Mateus desliga. CORTA A CENA.
CENA 4: Valentim está em seu
consultório em horário vago, investigando todos os registros do
passado de Suzanne disponíveis e encontra dificuldades de encontrar
certas informações.
-É no mínimo intrigante que
não existe praticamente nenhuma informação sobre Suzanne entre
seus vinte e dois e vinte e oito anos. Nenhuma movimentação
financeira significativa, apenas a negociação de uma dívida com o
banco, a conta corrente suspensa por seis anos... isso tá no mínimo
esquisito. Pra uma pessoa suspender a conta corrente por tanto tempo,
ela tem de estar passando por uma crise financeira muito grave, a
ponto de estar quase em situação miserável... talvez isso seja
indicativo de que ela possua identidades falsas, mas... como chegar
nelas? Dificilmente os registros no banco de dados dos bancos possuem
fotos dos clientes... no máximo os seus registros civis. É,
Valentim... essa mulher sabe se esconder como ninguém. Excelente
estrategista como grande parte dos psicopatas são...
Valentim pesquisa
incessantemente informações e segue anotando e imprimindo o que
considera importante. CORTA A CENA.
CENA 5: Horas depois, Adelaide
surpreende Renata indo pela primeira vez na companhia de teatro, no
horário de descanso dos atores.
-Eu nunca esperei que você
viesse aqui, mãe... você costumava dizer que teatro era antro de
perdição...
-Ah, minha filha... muita
coisa tem mudado aqui dentro. Eu fui conversar com seus sogros. Eles
são pessoas maravilhosas, sabia?
-Claro que sei, mãe... por
que a Eva não me contou nada?
-A Eva também não sabe. Eu e
seu pai fomos lá por conta própria. Entramos em contato com a
Regina e com o Geraldo antes... peguei o contato deles no seu
celular, quando vocês dormiram lá em casa... desculpe a invasão.
-Não... que isso, mãe! Eu
fico feliz que você tenha tomado essa iniciativa! Isso só demonstra
que o seu empenho e esforço em se melhorar é genuíno e cada vez
maior!
-Sabe, filha... esse caminho
nem começou direito ainda. Tenho tanto a aprender ainda! Mas por
você eu estou disposta a tudo.
-Não faça só por mim ou
para salvar o casamento com o pai... faça também por você...
-Também faço por mim.
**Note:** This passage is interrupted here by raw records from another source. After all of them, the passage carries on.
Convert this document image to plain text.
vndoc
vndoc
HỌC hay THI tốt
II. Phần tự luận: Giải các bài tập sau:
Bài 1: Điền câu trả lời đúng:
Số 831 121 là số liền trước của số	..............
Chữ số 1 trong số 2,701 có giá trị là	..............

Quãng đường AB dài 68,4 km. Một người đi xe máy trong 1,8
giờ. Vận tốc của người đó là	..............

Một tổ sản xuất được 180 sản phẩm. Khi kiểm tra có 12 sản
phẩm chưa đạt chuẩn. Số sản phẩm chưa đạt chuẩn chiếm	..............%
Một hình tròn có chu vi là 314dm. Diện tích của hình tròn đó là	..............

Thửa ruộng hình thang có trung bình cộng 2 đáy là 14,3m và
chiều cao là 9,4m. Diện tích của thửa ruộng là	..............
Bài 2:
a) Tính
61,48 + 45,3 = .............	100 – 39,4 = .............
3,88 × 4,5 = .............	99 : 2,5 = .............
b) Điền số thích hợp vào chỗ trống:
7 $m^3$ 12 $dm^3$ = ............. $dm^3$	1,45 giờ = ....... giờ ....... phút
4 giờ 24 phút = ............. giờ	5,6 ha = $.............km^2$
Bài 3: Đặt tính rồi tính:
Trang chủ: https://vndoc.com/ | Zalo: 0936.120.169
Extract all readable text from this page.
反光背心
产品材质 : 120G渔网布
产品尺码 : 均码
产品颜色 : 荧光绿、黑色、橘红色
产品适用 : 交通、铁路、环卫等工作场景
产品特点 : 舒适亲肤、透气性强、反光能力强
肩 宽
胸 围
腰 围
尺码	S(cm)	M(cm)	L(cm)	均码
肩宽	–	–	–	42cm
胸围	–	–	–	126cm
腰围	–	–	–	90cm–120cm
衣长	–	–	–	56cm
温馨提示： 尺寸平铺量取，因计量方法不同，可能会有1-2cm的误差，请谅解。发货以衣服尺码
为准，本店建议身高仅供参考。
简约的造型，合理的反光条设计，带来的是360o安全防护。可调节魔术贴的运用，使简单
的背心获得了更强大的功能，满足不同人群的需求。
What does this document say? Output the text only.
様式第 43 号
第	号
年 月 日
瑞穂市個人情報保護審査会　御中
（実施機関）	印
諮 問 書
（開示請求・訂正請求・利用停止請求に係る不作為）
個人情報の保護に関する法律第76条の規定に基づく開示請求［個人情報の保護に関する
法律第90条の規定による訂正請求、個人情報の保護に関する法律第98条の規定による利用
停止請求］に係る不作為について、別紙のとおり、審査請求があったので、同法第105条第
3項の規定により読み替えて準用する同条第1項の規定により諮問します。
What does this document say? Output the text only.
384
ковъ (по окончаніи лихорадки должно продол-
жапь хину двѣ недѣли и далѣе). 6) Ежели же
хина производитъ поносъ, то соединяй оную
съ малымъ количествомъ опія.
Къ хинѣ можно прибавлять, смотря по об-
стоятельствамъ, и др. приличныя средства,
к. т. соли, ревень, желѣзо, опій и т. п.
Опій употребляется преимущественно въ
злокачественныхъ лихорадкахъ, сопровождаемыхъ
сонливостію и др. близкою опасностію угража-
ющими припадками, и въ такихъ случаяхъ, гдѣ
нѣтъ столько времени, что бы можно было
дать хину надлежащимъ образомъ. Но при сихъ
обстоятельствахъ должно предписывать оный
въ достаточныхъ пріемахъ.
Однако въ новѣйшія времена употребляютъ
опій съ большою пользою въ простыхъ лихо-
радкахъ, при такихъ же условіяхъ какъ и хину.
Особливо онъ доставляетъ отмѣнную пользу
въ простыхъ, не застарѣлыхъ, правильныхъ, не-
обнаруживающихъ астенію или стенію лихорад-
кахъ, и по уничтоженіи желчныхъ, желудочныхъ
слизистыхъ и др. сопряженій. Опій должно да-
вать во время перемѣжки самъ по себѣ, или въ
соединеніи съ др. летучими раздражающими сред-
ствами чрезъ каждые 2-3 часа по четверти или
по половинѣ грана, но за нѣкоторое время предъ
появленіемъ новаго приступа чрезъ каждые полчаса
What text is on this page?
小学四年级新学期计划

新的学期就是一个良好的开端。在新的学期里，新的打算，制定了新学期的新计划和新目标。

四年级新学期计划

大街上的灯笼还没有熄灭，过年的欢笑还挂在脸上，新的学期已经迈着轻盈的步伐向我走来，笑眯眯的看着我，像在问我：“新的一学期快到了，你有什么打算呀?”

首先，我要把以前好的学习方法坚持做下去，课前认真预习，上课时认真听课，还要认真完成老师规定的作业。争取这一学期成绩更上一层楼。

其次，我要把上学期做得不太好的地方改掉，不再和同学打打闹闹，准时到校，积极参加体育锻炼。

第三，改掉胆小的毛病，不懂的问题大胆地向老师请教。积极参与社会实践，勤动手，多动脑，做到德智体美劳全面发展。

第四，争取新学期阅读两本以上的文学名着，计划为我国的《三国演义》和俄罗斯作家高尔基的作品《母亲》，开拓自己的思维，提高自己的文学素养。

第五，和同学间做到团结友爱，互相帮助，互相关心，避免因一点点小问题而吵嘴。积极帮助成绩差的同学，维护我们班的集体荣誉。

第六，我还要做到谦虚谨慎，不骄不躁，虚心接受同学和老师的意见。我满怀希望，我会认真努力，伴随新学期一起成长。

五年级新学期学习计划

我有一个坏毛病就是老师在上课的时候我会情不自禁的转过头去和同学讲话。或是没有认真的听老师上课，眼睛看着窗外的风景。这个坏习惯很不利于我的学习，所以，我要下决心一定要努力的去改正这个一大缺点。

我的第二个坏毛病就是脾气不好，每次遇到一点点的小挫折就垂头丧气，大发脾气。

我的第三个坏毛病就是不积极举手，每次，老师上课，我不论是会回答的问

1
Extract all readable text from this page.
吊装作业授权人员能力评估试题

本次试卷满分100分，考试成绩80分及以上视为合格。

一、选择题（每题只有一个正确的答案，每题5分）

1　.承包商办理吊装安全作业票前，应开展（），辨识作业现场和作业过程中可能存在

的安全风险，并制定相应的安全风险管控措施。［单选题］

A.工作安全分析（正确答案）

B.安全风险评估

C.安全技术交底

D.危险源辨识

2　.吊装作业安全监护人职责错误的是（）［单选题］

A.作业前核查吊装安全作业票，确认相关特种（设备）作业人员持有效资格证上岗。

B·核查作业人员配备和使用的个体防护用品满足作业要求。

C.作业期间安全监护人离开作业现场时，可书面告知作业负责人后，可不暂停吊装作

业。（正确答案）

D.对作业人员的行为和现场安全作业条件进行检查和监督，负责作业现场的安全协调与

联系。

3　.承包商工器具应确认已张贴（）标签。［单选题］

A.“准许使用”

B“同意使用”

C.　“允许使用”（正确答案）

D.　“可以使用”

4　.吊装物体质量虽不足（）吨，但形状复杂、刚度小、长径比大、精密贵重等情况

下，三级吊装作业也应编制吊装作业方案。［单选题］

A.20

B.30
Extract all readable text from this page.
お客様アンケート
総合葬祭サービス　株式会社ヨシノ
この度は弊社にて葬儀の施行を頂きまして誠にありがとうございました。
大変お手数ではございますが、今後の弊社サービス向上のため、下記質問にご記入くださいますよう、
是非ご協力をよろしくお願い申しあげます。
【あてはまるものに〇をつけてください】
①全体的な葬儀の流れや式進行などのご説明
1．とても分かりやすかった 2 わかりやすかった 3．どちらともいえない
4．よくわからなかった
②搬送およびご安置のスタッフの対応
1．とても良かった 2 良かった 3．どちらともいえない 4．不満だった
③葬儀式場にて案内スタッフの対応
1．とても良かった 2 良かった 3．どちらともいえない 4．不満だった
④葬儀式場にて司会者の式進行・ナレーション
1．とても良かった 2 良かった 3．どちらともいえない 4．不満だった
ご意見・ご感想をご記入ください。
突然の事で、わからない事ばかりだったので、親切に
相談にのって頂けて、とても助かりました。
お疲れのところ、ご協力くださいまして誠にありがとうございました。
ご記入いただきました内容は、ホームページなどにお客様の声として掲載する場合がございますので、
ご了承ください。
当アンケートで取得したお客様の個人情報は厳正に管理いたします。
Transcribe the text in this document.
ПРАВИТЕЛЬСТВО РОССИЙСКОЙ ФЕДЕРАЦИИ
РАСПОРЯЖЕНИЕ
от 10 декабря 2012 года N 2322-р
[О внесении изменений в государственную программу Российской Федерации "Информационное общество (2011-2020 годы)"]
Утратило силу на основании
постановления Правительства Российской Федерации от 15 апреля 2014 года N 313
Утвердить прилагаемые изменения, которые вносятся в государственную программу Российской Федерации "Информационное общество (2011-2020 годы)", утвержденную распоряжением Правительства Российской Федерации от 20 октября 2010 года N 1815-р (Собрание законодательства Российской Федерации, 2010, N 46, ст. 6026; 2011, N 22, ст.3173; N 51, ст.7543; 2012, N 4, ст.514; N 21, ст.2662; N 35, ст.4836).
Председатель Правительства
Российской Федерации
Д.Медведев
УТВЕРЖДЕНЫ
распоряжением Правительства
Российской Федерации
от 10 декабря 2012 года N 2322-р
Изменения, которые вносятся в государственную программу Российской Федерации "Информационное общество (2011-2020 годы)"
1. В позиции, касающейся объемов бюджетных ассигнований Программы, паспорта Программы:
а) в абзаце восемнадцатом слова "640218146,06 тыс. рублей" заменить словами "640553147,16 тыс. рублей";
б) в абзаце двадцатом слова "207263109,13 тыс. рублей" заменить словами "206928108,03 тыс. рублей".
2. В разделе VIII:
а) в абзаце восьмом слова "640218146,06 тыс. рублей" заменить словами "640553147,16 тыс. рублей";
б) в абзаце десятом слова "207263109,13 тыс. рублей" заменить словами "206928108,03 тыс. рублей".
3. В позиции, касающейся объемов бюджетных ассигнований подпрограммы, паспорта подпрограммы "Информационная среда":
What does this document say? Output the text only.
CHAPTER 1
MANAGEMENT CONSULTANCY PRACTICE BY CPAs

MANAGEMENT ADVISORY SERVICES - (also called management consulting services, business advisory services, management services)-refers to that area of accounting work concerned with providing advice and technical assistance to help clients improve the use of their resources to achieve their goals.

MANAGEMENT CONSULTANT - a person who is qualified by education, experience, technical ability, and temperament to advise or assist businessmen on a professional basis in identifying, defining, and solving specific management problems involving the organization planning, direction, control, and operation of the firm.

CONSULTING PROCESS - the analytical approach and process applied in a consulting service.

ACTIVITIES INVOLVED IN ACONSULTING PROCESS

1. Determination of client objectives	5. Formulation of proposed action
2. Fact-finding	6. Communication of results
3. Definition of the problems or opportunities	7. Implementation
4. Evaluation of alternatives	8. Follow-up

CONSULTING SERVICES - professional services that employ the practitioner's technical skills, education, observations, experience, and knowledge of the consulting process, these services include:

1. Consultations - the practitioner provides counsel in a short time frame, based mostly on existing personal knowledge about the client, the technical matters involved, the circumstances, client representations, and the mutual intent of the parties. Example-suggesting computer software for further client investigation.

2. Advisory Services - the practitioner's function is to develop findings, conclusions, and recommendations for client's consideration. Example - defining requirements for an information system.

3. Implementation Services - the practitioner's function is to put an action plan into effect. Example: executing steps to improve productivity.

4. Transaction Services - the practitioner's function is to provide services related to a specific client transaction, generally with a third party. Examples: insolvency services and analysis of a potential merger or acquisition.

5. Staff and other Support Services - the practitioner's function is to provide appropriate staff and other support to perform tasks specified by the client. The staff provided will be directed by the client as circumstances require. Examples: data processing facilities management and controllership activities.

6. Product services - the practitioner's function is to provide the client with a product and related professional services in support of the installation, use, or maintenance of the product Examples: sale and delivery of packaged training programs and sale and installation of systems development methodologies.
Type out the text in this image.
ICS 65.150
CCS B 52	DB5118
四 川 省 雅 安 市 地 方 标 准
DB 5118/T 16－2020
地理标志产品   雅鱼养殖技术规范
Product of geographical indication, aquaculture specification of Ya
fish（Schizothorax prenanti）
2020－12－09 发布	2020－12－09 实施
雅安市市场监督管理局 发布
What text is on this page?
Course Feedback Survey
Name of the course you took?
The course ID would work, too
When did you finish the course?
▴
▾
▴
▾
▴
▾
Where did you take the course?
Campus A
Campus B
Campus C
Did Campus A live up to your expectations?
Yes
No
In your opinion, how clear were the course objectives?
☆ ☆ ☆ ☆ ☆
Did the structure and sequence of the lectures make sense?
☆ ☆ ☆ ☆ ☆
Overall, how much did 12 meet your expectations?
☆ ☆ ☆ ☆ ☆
Mas
sabe... ultimamente eu tenho começado a questionar algumas coisas
que aprendi desde sempre... a começar pela religião. Eu ainda
acredito em Deus, mas não sei se me sinto mais tão evangélica
quanto antes. Eu tou começando a abrir meus olhos e não sei se esse
caminho tem volta... vejo o pastor apontar o dedo pra tudo e todos,
pra tudo aquilo que ele considera do mundo... mas ao mesmo tempo eu
vejo muita condescendência dentro daquela igreja. Passam a mão na
cabeça de quem cometeu atos graves, desde que se arrependam e
aceitem Jesus... de alguma forma isso à deixando de fazer sentido
pra mim. São posturas contraditórias. Como podem apontar tanto o
dedo pra quem está fora dali e ao mesmo tempo relevarem tantas
coisas graves?
-Você não faz ideia de
quanto tempo esperei pra senhora começar a perceber essas coisas...
As duas se abraçam,
emocionadas.
-Me ajuda, filha?
-Sempre!
CORTA A CENA.
CENA 6: Raquel aproveita que
está sozinha no apartamento do hotel e liga seu notebook para
pesquisar as informações que dispõe por conhecer os crimes de
Márcio na sua juventude para tentar descobrir se Suzanne em algum
momento foi fichada na polícia.
-Não entendo. Nada consta na
ficha criminal da minha filha! Não é possível que ela tenha
permitido que o Márcio assumisse sozinho crimes que certamente foram
orquestrados por ela! E o Márcio, então? Que espécie de ser humano
aceitaria assumir toda a culpa por crimes que não cometeu sozinho?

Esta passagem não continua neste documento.